Nuno Marçal

Maia
- Position: Power forward

Personal information
- Born: November 14, 1975 (age 49) Campanhã, Portugal
- Nationality: Portuguese
- Listed height: 2.05 m (6 ft 9 in)
- Listed weight: 99 kg (218 lb)

Career information
- Playing career: 1992–2018

Career history
- 1992–1999: Porto
- 1999–2000: Fuenlabrada
- 2000–2003: Porto
- 2003–2004: Oliveirense
- 2004–2005: CB Murcia
- 2005–2006: Ciudad de Huelva
- 2006–2012: Porto
- 2012–2018: Maia Basket

Career highlights and awards
- LPB Most Valuable Player (2015); LPB scoring leader (2015); LPB rebounding leader (2015);

= Nuno Marçal =

Portuguese basketball player

Nuno Ricardo Oliveira Marçal (born 14 November 1975 in Campanhã) is a retired Portuguese basketball player. He played as a forward.

==Professional career==
He first played at FC Porto, from 1992/93 to 1998/99, moving then to Fuenlabrada, in Spain, for 1999/00. He returned to FC Porto, where he played from 2000/01 to 2002/03. Marçal was assigned to Oliveirense, for 2003/04, moving to Spain after that, where he went to represent Murcia (2004/05) and Huelva (2005/06). Marçal is now playing again at FC Porto, since 2006/07.

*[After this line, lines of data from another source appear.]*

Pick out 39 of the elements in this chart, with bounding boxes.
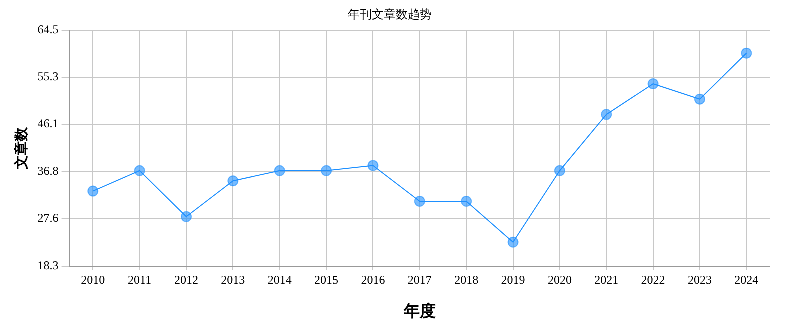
y-tick-label: 64.5: [38, 22, 59, 37]
point: [694, 94, 706, 105]
x-tick-label: 2018: [454, 272, 479, 287]
y-tick-label: 46.1: [38, 116, 59, 131]
x-tick-label: 2022: [641, 272, 666, 287]
point: [554, 165, 566, 176]
point: [601, 109, 612, 120]
y-tick-label: 55.3: [38, 70, 59, 84]
x-tick-label: 2010: [81, 272, 106, 287]
point: [508, 236, 519, 248]
point: [228, 176, 239, 187]
point: [368, 160, 379, 172]
point: [741, 48, 752, 59]
y-tick-label: 27.6: [38, 211, 59, 226]
point: [134, 165, 146, 176]
point: [648, 78, 659, 90]
x-tick-label: 2016: [361, 272, 386, 287]
y-tick-label: 36.8: [38, 164, 59, 178]
point: [274, 165, 286, 176]
x-tick-label: 2017: [408, 272, 432, 287]
chart-title: 年刊文章数趋势: [348, 7, 432, 22]
x-tick-label: 2024: [734, 272, 759, 287]
y-tick-label: 18.3: [38, 258, 59, 273]
x-tick-label: 2012: [174, 272, 198, 287]
x-tick-label: 2019: [501, 272, 526, 287]
x-tick-label: 2014: [268, 272, 292, 287]
x-tick-label: 2020: [548, 272, 572, 287]
x-tick-label: 2013: [221, 272, 246, 287]
point: [414, 196, 426, 208]
point: [461, 196, 472, 208]
x-tick-label: 2023: [688, 272, 712, 287]
x-tick-label: 2015: [314, 272, 339, 287]
x-tick-label: 2011: [128, 272, 152, 287]
x-axis-title: 年度: [402, 302, 436, 321]
y-axis-title: 文章数: [13, 126, 30, 170]
point: [88, 186, 99, 197]
x-tick-label: 2021: [594, 272, 619, 287]
point: [321, 165, 332, 176]
point: [181, 211, 192, 222]
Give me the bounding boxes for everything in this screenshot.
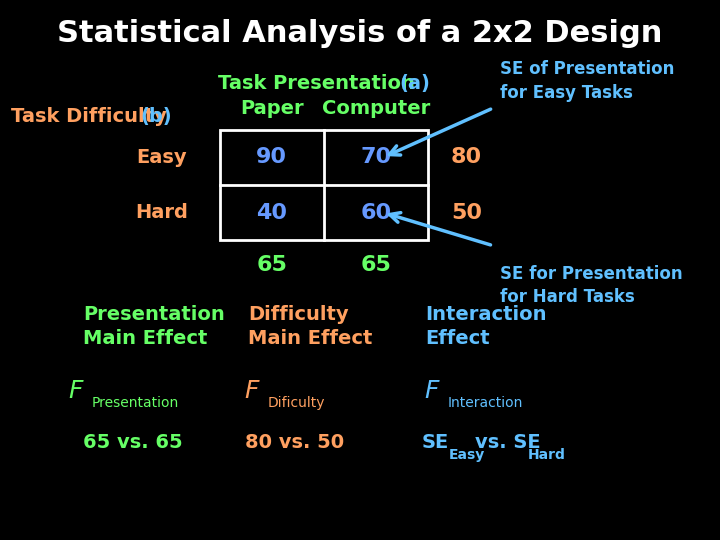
Text: F: F xyxy=(245,380,259,403)
Text: Dificulty: Dificulty xyxy=(268,396,325,410)
Text: 90: 90 xyxy=(256,147,287,167)
Text: Presentation: Presentation xyxy=(91,396,179,410)
Text: Task Presentation: Task Presentation xyxy=(218,74,415,93)
Text: (a): (a) xyxy=(400,74,431,93)
Text: 80 vs. 50: 80 vs. 50 xyxy=(245,433,344,453)
Text: Statistical Analysis of a 2x2 Design: Statistical Analysis of a 2x2 Design xyxy=(58,19,662,48)
Text: (b): (b) xyxy=(140,106,172,126)
Text: 65: 65 xyxy=(256,254,287,275)
Text: SE for Presentation
for Hard Tasks: SE for Presentation for Hard Tasks xyxy=(500,265,683,306)
Text: Interaction
Effect: Interaction Effect xyxy=(425,305,546,348)
Text: Presentation
Main Effect: Presentation Main Effect xyxy=(83,305,225,348)
Text: 65: 65 xyxy=(361,254,392,275)
Text: F: F xyxy=(425,380,439,403)
Text: Easy: Easy xyxy=(449,448,485,462)
Text: 80: 80 xyxy=(451,147,482,167)
Text: 65 vs. 65: 65 vs. 65 xyxy=(83,433,182,453)
Text: vs. SE: vs. SE xyxy=(475,433,541,453)
Text: SE: SE xyxy=(421,433,449,453)
Text: F: F xyxy=(68,380,83,403)
Text: Easy: Easy xyxy=(137,148,187,167)
Text: Hard: Hard xyxy=(528,448,566,462)
Text: Difficulty
Main Effect: Difficulty Main Effect xyxy=(248,305,373,348)
Text: 40: 40 xyxy=(256,202,287,222)
Bar xyxy=(220,130,428,240)
Text: Task Difficulty: Task Difficulty xyxy=(11,106,166,126)
Text: Computer: Computer xyxy=(322,98,431,118)
Text: Hard: Hard xyxy=(135,203,189,222)
Text: Paper: Paper xyxy=(240,98,304,118)
Text: 60: 60 xyxy=(361,202,392,222)
Text: 70: 70 xyxy=(361,147,392,167)
Text: Interaction: Interaction xyxy=(448,396,523,410)
Text: 50: 50 xyxy=(451,202,482,222)
Text: SE of Presentation
for Easy Tasks: SE of Presentation for Easy Tasks xyxy=(500,60,675,102)
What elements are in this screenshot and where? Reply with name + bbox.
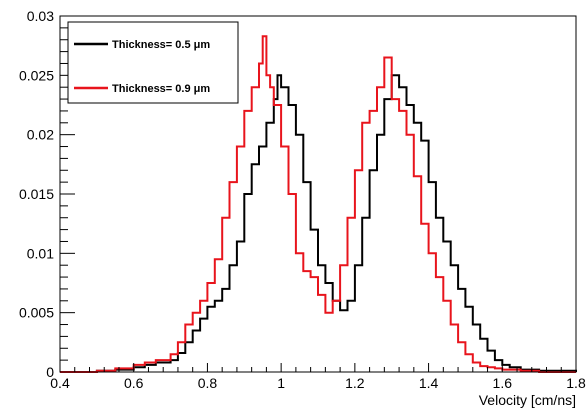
y-tick-label: 0.01 bbox=[27, 245, 54, 261]
x-tick-label: 0.8 bbox=[198, 375, 218, 391]
y-tick-label: 0.015 bbox=[19, 186, 54, 202]
series-line-0 bbox=[60, 74, 577, 373]
tick-layer: 0.4 0.6 0.8 1 1.2 1.4 1.6 1.8 0 0.005 0.01 0.015 0.0… bbox=[19, 8, 586, 391]
y-tick-label: 0.03 bbox=[27, 8, 54, 24]
legend-label-0: Thickness= 0.5 μm bbox=[112, 39, 210, 51]
x-tick-label: 1.4 bbox=[419, 375, 439, 391]
x-axis-title: Velocity [cm/ns] bbox=[479, 392, 576, 408]
x-tick-label: 1.8 bbox=[566, 375, 586, 391]
y-tick-label: 0.025 bbox=[19, 67, 54, 83]
x-tick-label: 1.6 bbox=[493, 375, 513, 391]
y-tick-label: 0 bbox=[46, 364, 54, 380]
legend: Thickness= 0.5 μm Thickness= 0.9 μm bbox=[67, 21, 239, 104]
x-tick-label: 0.6 bbox=[124, 375, 144, 391]
legend-label-1: Thickness= 0.9 μm bbox=[112, 83, 210, 95]
series-line-1 bbox=[60, 35, 576, 373]
x-tick-label: 1.2 bbox=[345, 375, 365, 391]
series-layer bbox=[60, 35, 577, 373]
x-tick-label: 1 bbox=[277, 375, 285, 391]
legend-box bbox=[67, 21, 239, 104]
x-tick-label: 0.4 bbox=[50, 375, 70, 391]
y-tick-label: 0.02 bbox=[27, 127, 54, 143]
y-tick-label: 0.005 bbox=[19, 305, 54, 321]
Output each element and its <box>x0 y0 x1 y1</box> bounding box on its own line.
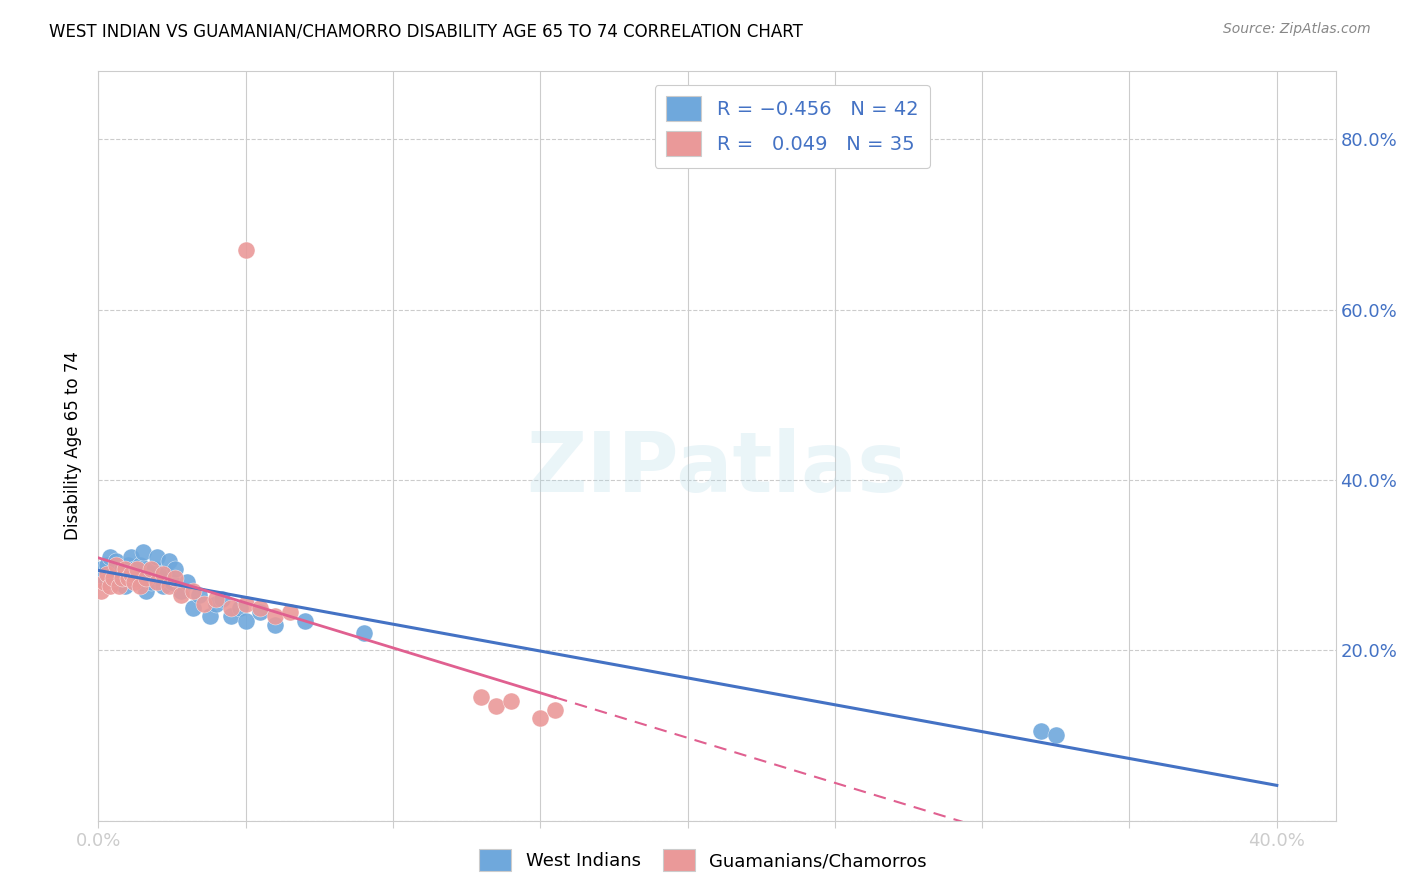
Point <box>122 575 145 590</box>
Point <box>141 575 163 590</box>
Point <box>170 583 193 598</box>
Point <box>90 583 112 598</box>
Point <box>146 549 169 564</box>
Point <box>125 571 148 585</box>
Point <box>1029 724 1052 739</box>
Point <box>235 614 257 628</box>
Point <box>90 562 112 576</box>
Legend: R = −0.456   N = 42, R =   0.049   N = 35: R = −0.456 N = 42, R = 0.049 N = 35 <box>655 85 929 168</box>
Point <box>143 562 166 576</box>
Point <box>485 698 508 713</box>
Point <box>146 575 169 590</box>
Point <box>499 694 522 708</box>
Point <box>120 549 142 564</box>
Point <box>529 711 551 725</box>
Point <box>264 609 287 624</box>
Point <box>187 588 209 602</box>
Point <box>141 562 163 576</box>
Point <box>105 558 128 573</box>
Text: WEST INDIAN VS GUAMANIAN/CHAMORRO DISABILITY AGE 65 TO 74 CORRELATION CHART: WEST INDIAN VS GUAMANIAN/CHAMORRO DISABI… <box>49 22 803 40</box>
Point <box>96 558 118 573</box>
Point <box>93 571 115 585</box>
Point <box>157 580 180 594</box>
Point <box>122 562 145 576</box>
Point <box>135 571 157 585</box>
Text: ZIPatlas: ZIPatlas <box>527 428 907 509</box>
Point <box>114 580 136 594</box>
Point <box>120 566 142 581</box>
Point <box>200 609 222 624</box>
Point <box>111 562 134 576</box>
Point <box>176 575 198 590</box>
Point <box>155 566 177 581</box>
Point <box>101 566 124 581</box>
Point <box>131 545 153 559</box>
Point <box>152 566 174 581</box>
Point <box>353 626 375 640</box>
Point <box>152 580 174 594</box>
Y-axis label: Disability Age 65 to 74: Disability Age 65 to 74 <box>65 351 83 541</box>
Point <box>181 600 204 615</box>
Point <box>128 580 150 594</box>
Point <box>96 566 118 581</box>
Point <box>114 562 136 576</box>
Point <box>138 566 160 581</box>
Point <box>235 243 257 257</box>
Point <box>264 617 287 632</box>
Point <box>235 597 257 611</box>
Point <box>135 583 157 598</box>
Point <box>1045 729 1067 743</box>
Point <box>278 605 301 619</box>
Point <box>108 580 131 594</box>
Point <box>470 690 492 705</box>
Point <box>117 558 139 573</box>
Point <box>544 703 567 717</box>
Point <box>149 571 172 585</box>
Point <box>181 583 204 598</box>
Point <box>98 580 121 594</box>
Point <box>205 592 228 607</box>
Point <box>219 600 242 615</box>
Point <box>101 571 124 585</box>
Legend: West Indians, Guamanians/Chamorros: West Indians, Guamanians/Chamorros <box>471 842 935 879</box>
Text: Source: ZipAtlas.com: Source: ZipAtlas.com <box>1223 22 1371 37</box>
Point <box>163 562 186 576</box>
Point <box>111 571 134 585</box>
Point <box>229 600 252 615</box>
Point <box>108 575 131 590</box>
Point <box>249 600 271 615</box>
Point <box>219 609 242 624</box>
Point <box>105 554 128 568</box>
Point <box>249 605 271 619</box>
Point <box>157 554 180 568</box>
Point <box>160 575 183 590</box>
Point <box>125 562 148 576</box>
Point <box>93 575 115 590</box>
Point <box>211 592 233 607</box>
Point <box>163 571 186 585</box>
Point <box>170 588 193 602</box>
Point <box>117 571 139 585</box>
Point <box>128 558 150 573</box>
Point <box>294 614 316 628</box>
Point <box>193 597 215 611</box>
Point <box>98 549 121 564</box>
Point <box>205 597 228 611</box>
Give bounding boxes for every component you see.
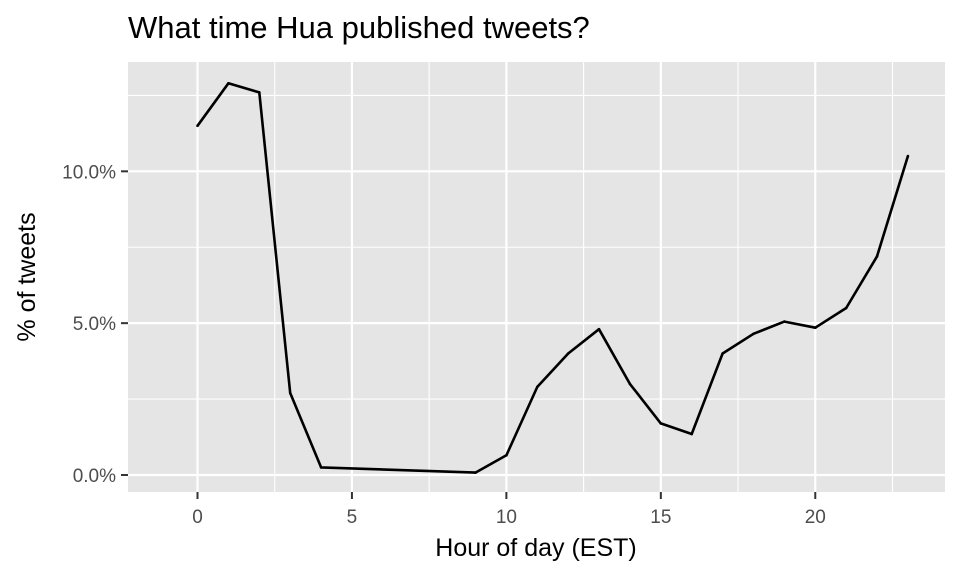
data-point (566, 352, 570, 355)
data-point (319, 466, 323, 469)
major-gridlines (128, 62, 945, 492)
data-point (875, 255, 879, 258)
y-tick-label: 5.0% (73, 314, 116, 335)
data-point (844, 306, 848, 310)
y-axis: 0.0% 5.0% 10.0% (62, 162, 128, 487)
data-point (597, 327, 601, 331)
y-axis-title: % of tweets (13, 212, 41, 341)
chart-title: What time Hua published tweets? (128, 10, 590, 45)
data-point (258, 91, 261, 94)
series-layer (196, 82, 910, 474)
data-point (752, 332, 755, 336)
data-point (505, 454, 508, 457)
data-point (783, 320, 786, 323)
data-point (906, 154, 910, 158)
x-tick-label: 0 (192, 507, 203, 528)
data-point (227, 82, 230, 85)
series-line (196, 82, 910, 474)
x-axis-title: Hour of day (EST) (435, 534, 636, 562)
data-point (628, 382, 632, 386)
x-tick-label: 5 (347, 507, 358, 528)
minor-gridlines (128, 62, 945, 492)
data-point (536, 385, 539, 389)
data-point (659, 422, 663, 425)
data-point (814, 326, 817, 330)
x-axis: 0 5 10 15 20 (192, 492, 826, 528)
data-point (196, 124, 199, 128)
x-tick-label: 15 (650, 507, 671, 528)
data-point (721, 352, 724, 355)
x-tick-label: 20 (805, 507, 826, 528)
data-point (474, 471, 477, 474)
x-tick-label: 10 (496, 507, 517, 528)
data-point (690, 432, 693, 436)
data-point (288, 391, 292, 395)
y-tick-label: 10.0% (62, 162, 116, 183)
y-tick-label: 0.0% (73, 466, 116, 487)
plot-panel (128, 62, 945, 492)
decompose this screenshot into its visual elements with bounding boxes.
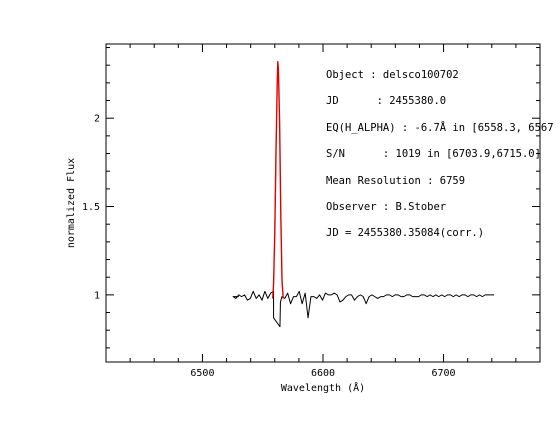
y-axis-label: normalized Flux bbox=[66, 158, 77, 248]
spectrum-series bbox=[232, 60, 495, 328]
x-tick-label: 6700 bbox=[432, 368, 456, 379]
x-axis-label: Wavelength (Å) bbox=[281, 381, 365, 394]
annotation-mean-resolution: Mean Resolution : 6759 bbox=[326, 175, 465, 187]
annotation-object: Object : delsco100702 bbox=[326, 69, 459, 81]
plot-frame bbox=[105, 43, 541, 363]
annotation-eq-halpha: EQ(H_ALPHA) : -6.7Å in [6558.3, 6567 bbox=[326, 121, 554, 134]
y-tick-label: 1.5 bbox=[82, 202, 100, 213]
annotation-jd: JD : 2455380.0 bbox=[326, 95, 446, 107]
annotation-observer: Observer : B.Stober bbox=[326, 201, 446, 213]
h-alpha-line bbox=[272, 60, 284, 299]
annotation-block: Object : delsco100702 JD : 2455380.0 EQ(… bbox=[326, 69, 554, 239]
annotation-sn: S/N : 1019 in [6703.9,6715.0] bbox=[326, 148, 541, 160]
x-tick-label: 6500 bbox=[190, 368, 214, 379]
annotation-jd-corrected: JD = 2455380.35084(corr.) bbox=[326, 227, 484, 239]
axis-ticks: 6500 6600 6700 1 1.5 2 bbox=[82, 44, 540, 379]
spectrum-line bbox=[232, 290, 495, 328]
y-tick-label: 1 bbox=[94, 290, 100, 301]
y-tick-label: 2 bbox=[94, 114, 100, 125]
x-tick-label: 6600 bbox=[311, 368, 335, 379]
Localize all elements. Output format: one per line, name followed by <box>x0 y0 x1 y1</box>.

One of the best Portuguese basketball players, he is a regular at Portugal, counting currently 66 caps. He missed the EuroBasket 2007, due to an injury. He played again at the EuroBasket 2009 qualifiers.

Starting from 2012, Marçal started playing with Maia Basket Clube. In the 2014–15 season, Marçal was named the LPB Most Valuable Player.